We all got shocked with the result of the DNA test, how could she do that? How could she go so far just to keep him in her life?


"First, she lied about Y/N having an affair, then lied about you being Yua's father?" Chieko asked, "I know I had my fair share of mistakes but goddamn I won't force someone to become my child's father."


Emma came and immediately comforted Draken and I but I looked more broken for Takashi. I know he really considered Yua his child, I can see how he tries to remain fair when it comes to Yua and Mika.


I went to him and hugged him from the side, while he was spacing out. I kissed his shoulder and he rested his head on my chest. I felt his tears stream down and I just let him cry while caressing his hair.


They were looking at us but I just gave them an assurance that it's okay.


"You know," he said in between his sobs, "one of the reasons why I didn't look for you was because she told me she'll abort the baby if I left her for you. I didn't know you were pregnant back then, so I stayed for Yua."


I just listened to him while brushing his hair in between my fingers, I'm done hating him for what he did. The time won't turn back for the both of us if I'll keep on holding on to my grudge towards him.


"I wasn't there for Mika because I stayed for Yua," he laughed sarcastically, "and now, it's the same person who brought us here now."


What happened to Mika is painful to me.
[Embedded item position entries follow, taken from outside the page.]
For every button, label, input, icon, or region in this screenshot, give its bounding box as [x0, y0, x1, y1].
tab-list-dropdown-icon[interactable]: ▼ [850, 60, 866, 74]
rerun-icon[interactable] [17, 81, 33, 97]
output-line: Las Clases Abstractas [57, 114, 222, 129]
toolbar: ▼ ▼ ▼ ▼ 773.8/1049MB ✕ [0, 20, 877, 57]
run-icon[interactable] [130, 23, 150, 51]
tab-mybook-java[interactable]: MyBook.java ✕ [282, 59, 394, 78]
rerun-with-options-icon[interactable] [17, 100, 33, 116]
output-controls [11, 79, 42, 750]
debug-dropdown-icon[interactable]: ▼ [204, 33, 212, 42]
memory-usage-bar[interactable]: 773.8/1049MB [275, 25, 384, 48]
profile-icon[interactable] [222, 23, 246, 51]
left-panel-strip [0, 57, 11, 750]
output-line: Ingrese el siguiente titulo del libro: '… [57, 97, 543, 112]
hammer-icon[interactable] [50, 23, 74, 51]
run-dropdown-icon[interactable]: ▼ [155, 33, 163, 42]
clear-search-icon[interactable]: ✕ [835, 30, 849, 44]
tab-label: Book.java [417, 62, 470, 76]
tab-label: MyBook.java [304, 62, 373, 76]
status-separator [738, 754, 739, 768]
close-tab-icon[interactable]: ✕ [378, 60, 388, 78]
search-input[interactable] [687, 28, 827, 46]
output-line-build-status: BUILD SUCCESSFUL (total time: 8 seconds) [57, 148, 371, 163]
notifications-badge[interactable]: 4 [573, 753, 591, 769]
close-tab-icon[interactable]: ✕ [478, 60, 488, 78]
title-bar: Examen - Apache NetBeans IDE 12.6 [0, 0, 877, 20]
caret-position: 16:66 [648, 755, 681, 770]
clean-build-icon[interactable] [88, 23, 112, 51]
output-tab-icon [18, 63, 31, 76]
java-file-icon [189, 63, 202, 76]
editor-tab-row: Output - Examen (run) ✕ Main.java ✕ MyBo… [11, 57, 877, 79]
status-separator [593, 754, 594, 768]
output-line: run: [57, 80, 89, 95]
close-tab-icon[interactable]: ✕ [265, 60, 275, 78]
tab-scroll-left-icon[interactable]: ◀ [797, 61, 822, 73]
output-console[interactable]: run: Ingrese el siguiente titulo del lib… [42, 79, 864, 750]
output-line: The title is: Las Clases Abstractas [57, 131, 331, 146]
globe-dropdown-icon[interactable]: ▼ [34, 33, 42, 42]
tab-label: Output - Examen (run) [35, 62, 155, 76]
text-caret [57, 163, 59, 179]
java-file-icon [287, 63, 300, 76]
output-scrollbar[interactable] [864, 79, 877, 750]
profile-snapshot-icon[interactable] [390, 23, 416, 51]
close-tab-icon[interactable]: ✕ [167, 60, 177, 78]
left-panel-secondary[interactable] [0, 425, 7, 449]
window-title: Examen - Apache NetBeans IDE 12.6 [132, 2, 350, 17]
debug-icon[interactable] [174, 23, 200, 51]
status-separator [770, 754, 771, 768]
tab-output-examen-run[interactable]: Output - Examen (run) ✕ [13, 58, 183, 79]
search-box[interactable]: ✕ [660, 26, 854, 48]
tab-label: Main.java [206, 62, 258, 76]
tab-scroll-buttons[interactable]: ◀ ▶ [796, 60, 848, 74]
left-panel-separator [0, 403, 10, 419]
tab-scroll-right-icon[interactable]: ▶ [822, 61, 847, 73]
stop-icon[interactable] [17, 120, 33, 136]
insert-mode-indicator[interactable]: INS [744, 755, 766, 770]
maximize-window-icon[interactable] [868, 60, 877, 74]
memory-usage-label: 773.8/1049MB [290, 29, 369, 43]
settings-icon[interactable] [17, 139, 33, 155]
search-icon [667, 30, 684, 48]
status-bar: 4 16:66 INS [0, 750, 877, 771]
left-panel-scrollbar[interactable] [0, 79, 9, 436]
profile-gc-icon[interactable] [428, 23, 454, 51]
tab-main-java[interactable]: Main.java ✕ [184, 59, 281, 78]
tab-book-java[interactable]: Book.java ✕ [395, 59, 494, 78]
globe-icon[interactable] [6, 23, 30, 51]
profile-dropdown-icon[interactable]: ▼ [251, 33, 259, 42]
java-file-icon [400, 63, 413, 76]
In those four years that I took care of her, my greatest fear is that one day I'd wake up without her. That one day, I'll have to face the pain of losing someone again but this time it's permanent and it's my kid.


But the pain on Takashi's side is greater, that I know for sure. The regret of not being able to hold Mika as a newborn baby. The pain of seeing her this fragile now that their roads finally crossed. I would give everything just so she could survive.


"Miss Ryuguji?" the doctor came out and we immediately stood up


"That's me, I'm her mother," I told the doctor


"Given her age, we really can't declare that she's safe now. She's still in critical condition, but we're trying our best to save her. For now, we could only allow at least two visitors since she is vulnerable. Once she wakes up and will be stable, we'll move her to a regular room," he explained and I just nodded


"What are the chances?" I asked


"Fifty fifty," his answer made me look down on the floor


By medical terms, fifty fifty is already good enough for us in the medical field. It's already enough to tell us our patients could still fight but.. as a mother, it hurts.